Jauregui also emphasizes personal responsibility in planning financially for life and retirement.
“People need to look at their budget and their personal economy,” she advised. “Don’t look to Washington and Wall Street to fix it. People have to do this on their own. It takes a level of education, but grit, too.”
Account owners will pay no fees and employers will offer the plan as another payroll deduction option, with the federal government managing the program. Under this scenario, employers should have little responsibility other than providing the option to their employees, if ownership chooses to participate.
The U.S. Treasury reportedly is looking at a mix of small, medium and large companies for a pilot program to be introduced by year-end. This begs the question: what, if anything, can be done locally to encourage people to begin saving or accumulate more for retirement?
“People don’t have as much money, but they are not getting into debt like they were 10 years ago,” Hepburn said. “And that is a step towards savings and financial growth. It’s already happening.”

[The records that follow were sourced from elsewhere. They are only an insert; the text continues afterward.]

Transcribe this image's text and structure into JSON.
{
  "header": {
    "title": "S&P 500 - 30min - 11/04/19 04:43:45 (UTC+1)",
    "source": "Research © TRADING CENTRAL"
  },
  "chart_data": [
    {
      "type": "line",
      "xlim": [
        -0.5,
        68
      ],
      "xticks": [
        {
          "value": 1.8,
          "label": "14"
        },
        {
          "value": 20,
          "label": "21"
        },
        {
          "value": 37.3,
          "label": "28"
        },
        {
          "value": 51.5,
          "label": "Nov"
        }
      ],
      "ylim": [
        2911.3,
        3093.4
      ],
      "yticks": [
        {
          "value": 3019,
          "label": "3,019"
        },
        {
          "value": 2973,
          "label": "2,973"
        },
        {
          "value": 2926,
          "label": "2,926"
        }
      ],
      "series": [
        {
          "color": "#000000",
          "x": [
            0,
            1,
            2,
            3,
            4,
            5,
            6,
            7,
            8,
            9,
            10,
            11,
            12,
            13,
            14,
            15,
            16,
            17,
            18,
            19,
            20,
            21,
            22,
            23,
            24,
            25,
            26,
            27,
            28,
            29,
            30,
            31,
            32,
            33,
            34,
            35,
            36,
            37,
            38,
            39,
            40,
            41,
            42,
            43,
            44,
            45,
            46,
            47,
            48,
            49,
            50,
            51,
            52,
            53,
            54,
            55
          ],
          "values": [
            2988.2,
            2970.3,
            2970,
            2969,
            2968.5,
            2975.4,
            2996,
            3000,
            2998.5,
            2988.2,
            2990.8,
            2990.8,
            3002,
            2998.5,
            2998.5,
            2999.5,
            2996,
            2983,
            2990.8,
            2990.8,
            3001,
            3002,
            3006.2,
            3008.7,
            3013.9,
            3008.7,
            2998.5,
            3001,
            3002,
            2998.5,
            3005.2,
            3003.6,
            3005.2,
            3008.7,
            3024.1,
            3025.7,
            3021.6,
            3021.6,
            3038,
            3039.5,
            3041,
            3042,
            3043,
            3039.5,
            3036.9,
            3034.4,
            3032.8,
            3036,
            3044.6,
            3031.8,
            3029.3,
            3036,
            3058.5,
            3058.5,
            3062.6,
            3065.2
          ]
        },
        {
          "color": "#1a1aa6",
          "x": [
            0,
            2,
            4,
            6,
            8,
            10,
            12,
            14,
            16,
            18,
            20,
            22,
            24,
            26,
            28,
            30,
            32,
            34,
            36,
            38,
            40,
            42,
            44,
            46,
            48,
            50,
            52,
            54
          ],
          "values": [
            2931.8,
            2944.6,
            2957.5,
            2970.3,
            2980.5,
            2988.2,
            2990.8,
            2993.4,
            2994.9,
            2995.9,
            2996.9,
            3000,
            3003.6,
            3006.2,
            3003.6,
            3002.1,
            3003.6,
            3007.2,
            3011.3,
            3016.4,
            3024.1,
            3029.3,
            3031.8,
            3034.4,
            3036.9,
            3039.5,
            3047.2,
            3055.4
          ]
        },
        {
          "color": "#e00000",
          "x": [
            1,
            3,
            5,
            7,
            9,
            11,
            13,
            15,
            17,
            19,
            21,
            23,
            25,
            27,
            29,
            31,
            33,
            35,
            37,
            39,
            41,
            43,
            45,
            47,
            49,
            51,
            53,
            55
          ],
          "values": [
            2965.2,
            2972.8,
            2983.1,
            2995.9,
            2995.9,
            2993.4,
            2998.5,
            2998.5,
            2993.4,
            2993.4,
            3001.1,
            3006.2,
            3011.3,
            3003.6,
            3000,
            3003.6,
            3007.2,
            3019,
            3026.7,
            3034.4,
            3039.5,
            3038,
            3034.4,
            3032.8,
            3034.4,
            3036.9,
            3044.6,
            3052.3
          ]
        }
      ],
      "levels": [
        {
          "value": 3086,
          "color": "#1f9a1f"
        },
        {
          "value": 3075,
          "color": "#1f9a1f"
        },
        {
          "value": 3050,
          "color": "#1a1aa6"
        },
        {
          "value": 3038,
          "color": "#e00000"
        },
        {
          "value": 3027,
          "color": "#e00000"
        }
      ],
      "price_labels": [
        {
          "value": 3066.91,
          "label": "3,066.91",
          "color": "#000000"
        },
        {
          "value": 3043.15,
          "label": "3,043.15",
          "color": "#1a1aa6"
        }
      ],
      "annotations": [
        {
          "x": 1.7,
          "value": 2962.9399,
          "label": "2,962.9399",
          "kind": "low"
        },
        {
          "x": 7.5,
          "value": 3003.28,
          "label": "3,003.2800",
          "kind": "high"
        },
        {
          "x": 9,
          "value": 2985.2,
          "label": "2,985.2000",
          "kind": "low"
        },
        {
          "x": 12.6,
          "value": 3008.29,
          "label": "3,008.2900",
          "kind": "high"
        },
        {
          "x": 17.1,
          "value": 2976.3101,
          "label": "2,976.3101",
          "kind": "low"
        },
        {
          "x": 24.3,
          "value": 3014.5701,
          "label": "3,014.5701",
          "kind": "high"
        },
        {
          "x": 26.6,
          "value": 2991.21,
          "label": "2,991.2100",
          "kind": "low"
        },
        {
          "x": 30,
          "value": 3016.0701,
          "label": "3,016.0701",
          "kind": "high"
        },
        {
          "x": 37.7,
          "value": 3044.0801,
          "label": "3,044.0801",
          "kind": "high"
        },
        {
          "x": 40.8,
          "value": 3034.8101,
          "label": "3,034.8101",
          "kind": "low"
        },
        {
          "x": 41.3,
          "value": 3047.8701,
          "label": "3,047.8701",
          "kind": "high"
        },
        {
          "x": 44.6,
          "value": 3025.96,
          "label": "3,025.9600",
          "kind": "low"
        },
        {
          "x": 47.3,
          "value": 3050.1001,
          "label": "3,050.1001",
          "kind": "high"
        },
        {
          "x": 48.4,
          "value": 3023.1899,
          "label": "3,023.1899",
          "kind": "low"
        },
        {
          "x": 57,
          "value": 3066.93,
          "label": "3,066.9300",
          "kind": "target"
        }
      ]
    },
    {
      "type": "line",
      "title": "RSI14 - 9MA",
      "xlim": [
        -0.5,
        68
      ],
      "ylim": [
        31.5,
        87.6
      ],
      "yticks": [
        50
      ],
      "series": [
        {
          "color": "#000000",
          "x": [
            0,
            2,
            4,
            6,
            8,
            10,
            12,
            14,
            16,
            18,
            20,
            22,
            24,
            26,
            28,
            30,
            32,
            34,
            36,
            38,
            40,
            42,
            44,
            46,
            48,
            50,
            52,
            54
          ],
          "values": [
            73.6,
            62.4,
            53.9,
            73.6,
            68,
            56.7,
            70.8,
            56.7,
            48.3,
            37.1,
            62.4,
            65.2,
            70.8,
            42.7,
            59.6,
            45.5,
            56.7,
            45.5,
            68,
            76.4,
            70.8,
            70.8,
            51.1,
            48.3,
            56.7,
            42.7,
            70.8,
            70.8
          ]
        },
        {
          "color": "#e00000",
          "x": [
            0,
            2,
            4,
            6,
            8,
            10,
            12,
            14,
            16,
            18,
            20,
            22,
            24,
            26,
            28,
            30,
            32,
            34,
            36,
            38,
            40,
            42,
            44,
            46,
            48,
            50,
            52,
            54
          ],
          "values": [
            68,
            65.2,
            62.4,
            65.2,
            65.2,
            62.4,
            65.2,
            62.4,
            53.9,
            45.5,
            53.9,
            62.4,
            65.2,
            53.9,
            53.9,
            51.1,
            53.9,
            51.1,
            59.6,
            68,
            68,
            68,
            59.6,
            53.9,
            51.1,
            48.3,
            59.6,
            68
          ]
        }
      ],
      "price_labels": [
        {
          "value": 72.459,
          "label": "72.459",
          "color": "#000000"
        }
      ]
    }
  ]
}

An individual today can open an IRA account with a company such as Oppenheimer or Putnam, and build it with deposits of only $25, Jauregui said. These and other vehicles already are in place to help people save for retirement, if they know where to look and how to participate. Those without this knowledge have the option of working with a financial advisor, such as Hepburn, Jauregui or others who have set up shop in the area.
Advantages touted by proponents of myRA include freedom from sales commissions and account management fees, plus a smaller sum to initially open accounts. Jauregui acknowledges public confusion, concern and hesitancy to seek investment advice.
Call one or more financial advisors and ask how they are paid, Jauregui recommends, noting that they should be comfortable explaining this to clients. Find out how often they would meet with the client during the year and how available they would be for consultation when situations or opportunities changed. She emphasized that there are “no free lunches” and that most businesses are for-profit rather than charitable entities. Many of the entry-level accounts she manages earn her one percent, which is paid from earnings and deducted from the calculated rate of return.
Putting money in a savings account at a bank currently is a bigger risk than investing in the stock market, Jauregui says, because the bank’s rate of return is not keeping up with inflation. MyRA also is subject to inflation risk. Alternatively, there are day-to-day ups and downs in the stock market, volatility she calls “the new normal.” These vastly different scenarios support the case for ongoing research and understanding market influencers.
“I am a researcher,” Jauregui said. “It’s my job to do the research. It’s what [my clients] are paying me for. I am [their] eyes. I give [their] money a voice.” QCBN
Photo:
Grand Canyon Financial owner Nancy Jauregui says the key to investing for retirement is education and grit.